Diario Vasco

Tórshavn , 12 oct .- El expresidente de la Generalitat catalana Carles Puigdemont exigió hoy al jefe del Ejecutivo español, Pedro Sánchez, diálogo para solucionar la cuestión catalana, a la vez que le dijo que se le "acaba" el tiempo.

"Cuando decidimos apoyar a Pedro Sánchez, esperábamos una nueva receta. Tras varios meses ha mostrado su incapacidad para explicar si tiene o no un proyecto para Cataluña. El tiempo se ha acabado. ¿Está usted en el mismo camino que Mariano Rajoy o va a establecer una nueva vía?", dijo en una conferencia en las Islas Feroe, un territorio autónomo que forma parte de Dinamarca.

Puigdemont, fugado de la Justicia española y que actualmente vive en Bruselas, aconsejó a Sánchez que hable con el Gobierno catalán sobre una solución política y la autodeterminación "lo más pronto posible".

Consideró que "la única forma de resolver el conflicto de forma pacífica es dialogando, sin líneas rojas y en un clima de respeto de ambas partes", a la vez que pidió una consulta vinculante y reconocida internacionalmente; o, en caso contrario, será "fiel" al mandato del 1 de octubre de 2017 (fecha del referéndum ilegal).

"La estructura del Estado no puede afrontar los retos actuales, da igual si el primer ministro es Sánchez o Rajoy. El problema es más profundo. El día que se entienda será más fácil llegar a un acuerdo permanente", opinó Puigdemont, al tiempo que consideró que no habrá estabilidad política en España sin una solución para Cataluña.

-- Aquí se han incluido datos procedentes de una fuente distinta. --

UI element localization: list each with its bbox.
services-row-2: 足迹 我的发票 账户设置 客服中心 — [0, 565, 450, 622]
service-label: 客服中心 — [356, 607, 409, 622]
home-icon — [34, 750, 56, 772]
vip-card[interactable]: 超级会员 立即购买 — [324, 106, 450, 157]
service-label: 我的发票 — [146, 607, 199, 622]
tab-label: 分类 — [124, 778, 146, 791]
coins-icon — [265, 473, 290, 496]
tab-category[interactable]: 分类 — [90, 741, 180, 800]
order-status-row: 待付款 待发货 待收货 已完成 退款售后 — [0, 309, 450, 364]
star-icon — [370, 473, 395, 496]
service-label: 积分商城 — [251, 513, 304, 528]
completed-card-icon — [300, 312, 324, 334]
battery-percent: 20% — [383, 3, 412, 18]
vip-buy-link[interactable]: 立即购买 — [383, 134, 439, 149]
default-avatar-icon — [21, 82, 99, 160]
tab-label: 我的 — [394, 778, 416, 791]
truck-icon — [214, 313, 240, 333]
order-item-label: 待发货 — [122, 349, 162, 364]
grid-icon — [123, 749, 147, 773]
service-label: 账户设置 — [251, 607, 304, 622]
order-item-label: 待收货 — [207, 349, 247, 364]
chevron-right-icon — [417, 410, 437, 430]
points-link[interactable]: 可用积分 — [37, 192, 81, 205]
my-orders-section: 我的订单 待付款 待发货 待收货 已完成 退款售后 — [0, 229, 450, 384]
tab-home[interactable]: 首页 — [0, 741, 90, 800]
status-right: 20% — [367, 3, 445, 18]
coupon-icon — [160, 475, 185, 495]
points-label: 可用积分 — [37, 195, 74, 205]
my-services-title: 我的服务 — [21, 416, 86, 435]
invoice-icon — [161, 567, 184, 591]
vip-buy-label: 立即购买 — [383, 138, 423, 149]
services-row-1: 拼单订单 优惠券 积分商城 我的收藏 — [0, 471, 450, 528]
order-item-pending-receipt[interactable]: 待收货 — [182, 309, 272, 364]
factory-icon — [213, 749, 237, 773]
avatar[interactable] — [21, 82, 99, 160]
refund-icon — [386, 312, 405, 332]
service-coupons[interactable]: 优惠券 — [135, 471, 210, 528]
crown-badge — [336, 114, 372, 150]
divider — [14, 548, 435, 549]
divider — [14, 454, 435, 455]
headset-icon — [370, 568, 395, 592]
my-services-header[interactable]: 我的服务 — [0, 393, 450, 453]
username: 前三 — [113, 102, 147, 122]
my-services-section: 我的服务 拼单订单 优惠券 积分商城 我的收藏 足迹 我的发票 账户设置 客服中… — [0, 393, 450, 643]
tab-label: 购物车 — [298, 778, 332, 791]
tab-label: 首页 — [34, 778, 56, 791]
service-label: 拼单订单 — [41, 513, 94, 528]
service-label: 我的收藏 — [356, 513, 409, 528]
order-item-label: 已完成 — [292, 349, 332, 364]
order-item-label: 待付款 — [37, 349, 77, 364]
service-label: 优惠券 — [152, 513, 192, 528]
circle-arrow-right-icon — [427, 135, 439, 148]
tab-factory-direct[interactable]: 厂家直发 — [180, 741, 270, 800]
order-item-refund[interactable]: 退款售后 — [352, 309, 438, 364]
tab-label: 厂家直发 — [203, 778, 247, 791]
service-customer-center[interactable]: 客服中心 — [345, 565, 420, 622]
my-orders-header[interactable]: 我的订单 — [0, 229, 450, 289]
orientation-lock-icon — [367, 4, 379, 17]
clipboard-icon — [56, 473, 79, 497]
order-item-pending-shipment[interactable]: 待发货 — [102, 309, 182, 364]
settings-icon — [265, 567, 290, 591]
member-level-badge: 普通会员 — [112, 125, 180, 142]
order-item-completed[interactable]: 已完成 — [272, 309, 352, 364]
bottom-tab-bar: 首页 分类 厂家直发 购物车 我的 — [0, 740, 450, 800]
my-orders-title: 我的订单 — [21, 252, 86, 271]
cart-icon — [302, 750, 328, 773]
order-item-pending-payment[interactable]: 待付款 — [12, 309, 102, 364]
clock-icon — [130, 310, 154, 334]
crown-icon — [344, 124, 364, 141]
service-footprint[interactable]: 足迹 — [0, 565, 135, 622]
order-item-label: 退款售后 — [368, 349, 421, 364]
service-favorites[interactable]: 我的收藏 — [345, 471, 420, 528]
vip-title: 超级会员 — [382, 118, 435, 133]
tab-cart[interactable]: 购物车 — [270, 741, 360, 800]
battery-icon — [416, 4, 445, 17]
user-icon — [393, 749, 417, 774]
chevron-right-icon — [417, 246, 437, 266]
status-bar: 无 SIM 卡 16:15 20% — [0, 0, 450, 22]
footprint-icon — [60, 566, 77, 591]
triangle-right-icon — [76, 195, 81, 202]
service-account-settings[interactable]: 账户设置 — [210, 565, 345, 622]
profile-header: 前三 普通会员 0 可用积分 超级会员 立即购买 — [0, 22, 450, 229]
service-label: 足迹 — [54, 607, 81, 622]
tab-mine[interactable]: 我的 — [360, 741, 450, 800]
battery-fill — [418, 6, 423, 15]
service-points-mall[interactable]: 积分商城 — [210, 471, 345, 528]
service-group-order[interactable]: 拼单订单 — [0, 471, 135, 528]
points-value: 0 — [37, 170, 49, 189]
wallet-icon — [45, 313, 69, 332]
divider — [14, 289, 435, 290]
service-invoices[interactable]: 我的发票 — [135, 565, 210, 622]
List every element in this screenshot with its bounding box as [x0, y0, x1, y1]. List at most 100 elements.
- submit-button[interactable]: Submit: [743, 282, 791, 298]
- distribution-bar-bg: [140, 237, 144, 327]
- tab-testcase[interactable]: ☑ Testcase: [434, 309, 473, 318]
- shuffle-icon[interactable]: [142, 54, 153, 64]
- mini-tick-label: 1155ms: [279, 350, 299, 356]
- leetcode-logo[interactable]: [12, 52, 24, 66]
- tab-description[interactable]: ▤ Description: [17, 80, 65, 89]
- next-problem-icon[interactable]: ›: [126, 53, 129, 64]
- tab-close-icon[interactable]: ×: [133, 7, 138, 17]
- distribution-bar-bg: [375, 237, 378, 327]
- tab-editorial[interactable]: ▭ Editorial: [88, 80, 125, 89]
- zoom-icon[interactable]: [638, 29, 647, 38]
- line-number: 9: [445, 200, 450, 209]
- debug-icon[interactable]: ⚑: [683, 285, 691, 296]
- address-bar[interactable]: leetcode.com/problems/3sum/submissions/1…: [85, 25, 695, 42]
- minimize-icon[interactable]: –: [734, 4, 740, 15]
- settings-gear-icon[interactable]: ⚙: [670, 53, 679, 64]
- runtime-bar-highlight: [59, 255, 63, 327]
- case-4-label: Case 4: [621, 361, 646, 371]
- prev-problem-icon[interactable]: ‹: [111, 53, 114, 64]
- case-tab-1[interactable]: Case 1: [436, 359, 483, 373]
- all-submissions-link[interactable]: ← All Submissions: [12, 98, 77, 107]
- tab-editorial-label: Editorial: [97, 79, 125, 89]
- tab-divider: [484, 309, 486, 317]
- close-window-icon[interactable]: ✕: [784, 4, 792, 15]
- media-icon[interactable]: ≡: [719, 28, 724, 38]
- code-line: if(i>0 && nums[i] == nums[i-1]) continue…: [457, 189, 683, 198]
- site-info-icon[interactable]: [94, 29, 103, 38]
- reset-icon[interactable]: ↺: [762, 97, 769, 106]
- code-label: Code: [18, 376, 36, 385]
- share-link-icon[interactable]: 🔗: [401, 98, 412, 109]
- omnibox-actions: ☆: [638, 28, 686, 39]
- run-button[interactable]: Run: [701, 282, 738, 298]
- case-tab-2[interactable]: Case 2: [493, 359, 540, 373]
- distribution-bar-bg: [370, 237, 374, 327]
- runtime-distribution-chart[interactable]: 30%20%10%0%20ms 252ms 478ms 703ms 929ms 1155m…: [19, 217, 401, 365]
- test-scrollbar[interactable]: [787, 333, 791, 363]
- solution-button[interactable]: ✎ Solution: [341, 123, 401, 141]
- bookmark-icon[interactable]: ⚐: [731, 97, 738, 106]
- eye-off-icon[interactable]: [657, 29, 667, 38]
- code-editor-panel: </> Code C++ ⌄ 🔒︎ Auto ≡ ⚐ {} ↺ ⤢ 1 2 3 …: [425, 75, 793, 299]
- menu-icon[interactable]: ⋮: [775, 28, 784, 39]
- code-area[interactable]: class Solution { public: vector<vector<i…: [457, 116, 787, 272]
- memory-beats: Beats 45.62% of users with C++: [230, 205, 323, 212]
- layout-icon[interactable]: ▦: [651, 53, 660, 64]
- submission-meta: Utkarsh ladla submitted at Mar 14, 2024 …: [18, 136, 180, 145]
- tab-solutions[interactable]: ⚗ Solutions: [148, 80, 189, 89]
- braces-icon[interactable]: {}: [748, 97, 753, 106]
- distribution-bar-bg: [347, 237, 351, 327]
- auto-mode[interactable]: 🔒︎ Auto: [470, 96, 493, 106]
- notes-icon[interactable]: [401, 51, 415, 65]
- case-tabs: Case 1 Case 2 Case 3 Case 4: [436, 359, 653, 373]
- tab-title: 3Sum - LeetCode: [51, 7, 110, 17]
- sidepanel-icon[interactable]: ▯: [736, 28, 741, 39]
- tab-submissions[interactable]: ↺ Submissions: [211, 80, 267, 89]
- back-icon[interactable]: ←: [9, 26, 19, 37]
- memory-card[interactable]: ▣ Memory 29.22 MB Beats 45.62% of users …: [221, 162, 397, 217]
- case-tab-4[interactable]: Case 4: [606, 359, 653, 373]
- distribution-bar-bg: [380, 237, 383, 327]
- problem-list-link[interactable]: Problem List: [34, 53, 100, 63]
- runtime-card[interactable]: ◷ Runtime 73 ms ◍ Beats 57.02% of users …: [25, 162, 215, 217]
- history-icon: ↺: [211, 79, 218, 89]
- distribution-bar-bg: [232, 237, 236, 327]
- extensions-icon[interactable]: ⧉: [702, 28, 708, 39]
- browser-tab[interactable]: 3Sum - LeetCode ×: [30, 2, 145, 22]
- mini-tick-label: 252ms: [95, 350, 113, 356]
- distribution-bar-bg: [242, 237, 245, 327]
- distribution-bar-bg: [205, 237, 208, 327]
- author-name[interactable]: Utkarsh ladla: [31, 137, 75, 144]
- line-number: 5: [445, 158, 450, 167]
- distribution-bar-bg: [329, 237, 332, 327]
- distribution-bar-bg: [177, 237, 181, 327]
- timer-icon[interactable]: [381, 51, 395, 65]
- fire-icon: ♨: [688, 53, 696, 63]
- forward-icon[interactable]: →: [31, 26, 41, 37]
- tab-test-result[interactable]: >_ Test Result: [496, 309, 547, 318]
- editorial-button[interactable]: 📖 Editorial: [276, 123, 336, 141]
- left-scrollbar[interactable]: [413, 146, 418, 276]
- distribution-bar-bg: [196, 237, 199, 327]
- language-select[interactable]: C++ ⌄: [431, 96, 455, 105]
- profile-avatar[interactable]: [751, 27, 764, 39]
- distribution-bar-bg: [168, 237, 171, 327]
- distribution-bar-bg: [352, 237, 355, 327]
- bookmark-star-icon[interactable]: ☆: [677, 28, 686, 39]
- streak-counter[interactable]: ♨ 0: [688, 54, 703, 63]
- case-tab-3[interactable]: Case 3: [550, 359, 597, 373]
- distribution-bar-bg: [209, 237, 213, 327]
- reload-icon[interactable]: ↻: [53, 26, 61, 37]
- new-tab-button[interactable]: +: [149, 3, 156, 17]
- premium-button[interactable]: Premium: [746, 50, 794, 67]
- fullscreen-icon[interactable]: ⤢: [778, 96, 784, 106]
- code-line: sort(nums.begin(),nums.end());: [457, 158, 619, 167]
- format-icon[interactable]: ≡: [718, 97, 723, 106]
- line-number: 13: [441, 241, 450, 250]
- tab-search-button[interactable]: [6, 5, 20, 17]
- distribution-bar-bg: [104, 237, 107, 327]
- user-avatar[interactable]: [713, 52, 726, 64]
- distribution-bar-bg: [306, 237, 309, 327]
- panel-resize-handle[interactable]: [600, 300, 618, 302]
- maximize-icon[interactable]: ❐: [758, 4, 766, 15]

Puigdemont, que criticó la "obsesión" por la unidad "sagrada" de España, intervino en una conferencia titulada "Ejerciendo el derecho a la autodeterminación y el derecho a decidir en la democracia del siglo XXI", junto con políticos feroeses, escoceses y de Nueva Caledonia.

En ese evento, celebrado en la Casa de los Países Nórdicos, consideró que no se han dado pasos para reducir la "represión", que las libertades de expresión, información y reunión han sido "cercenadas" y que la respuesta del Estado a "las mayores movilizaciones en Europa desde la caída del Muro de Berlín" son propias de "una dictadura".

Puigdemont dijo estar "decepcionado" con las instituciones de la Unión Europea (UE), que han permanecido "en silencio" ante las "violaciones de los derechos humanos" cometidas por un Estado miembro y se mostró a la vez triste y orgulloso por los líderes independentistas presos o huidos al extranjero como él.

"Nos fuimos al exilio para defender nuestro derecho a un juicio justo", dijo el independentista, que también opinó que en España no hay "clara" separación de poderes y pidió movilizaciones "masivas y pacíficas" para cuando empiecen los juicios contra aquellos.

Puigdemont admitió "dificultades" en el independentismo, que a su juicio se debe a los efectos de la "represión", llamó a la unidad y resaltó que el "adversario" son "los que usan la violencia contra las urnas, legitiman la represión y encarcelan a líderes políticos".

Junto a Puigdemont, participaron en esa conferencia el vicepresidente feroés, Høgni Hoydal; el diputado Kenneth Gibson, del Partido Nacional Escocés (SNP), y dos representantes del movimiento independentista de Nueva Caledonia, territorio de Oceanía que en noviembre celebrará un referendo sobre su separación de Francia.

Hoydal y Gibson coincidieron con Puigdemont en señalar como mayor problema "el nacionalismo de las antiguas naciones-estado" y prometieron apoyo en foros internacionales a la causa catalana.

Ambos, al igual que algunos de los asistentes, portaban lazos amarillos en apoyo a los políticos presos por haber estado involucrados en 2017 en el ilegal proceso de independencia de los partidos soberanistas catalanes.

Puigdemont, que huyó de la Justicia española hace casi un año, está en las islas Feroe invitado por el independentista Partido Republicano, una de las tres fuerzas que componen la coalición de Gobierno, y cerrará mañana su agenda -que ha incluido reuniones con varios políticos feroeses- con una visita a una piscifactoría y un acto cultural.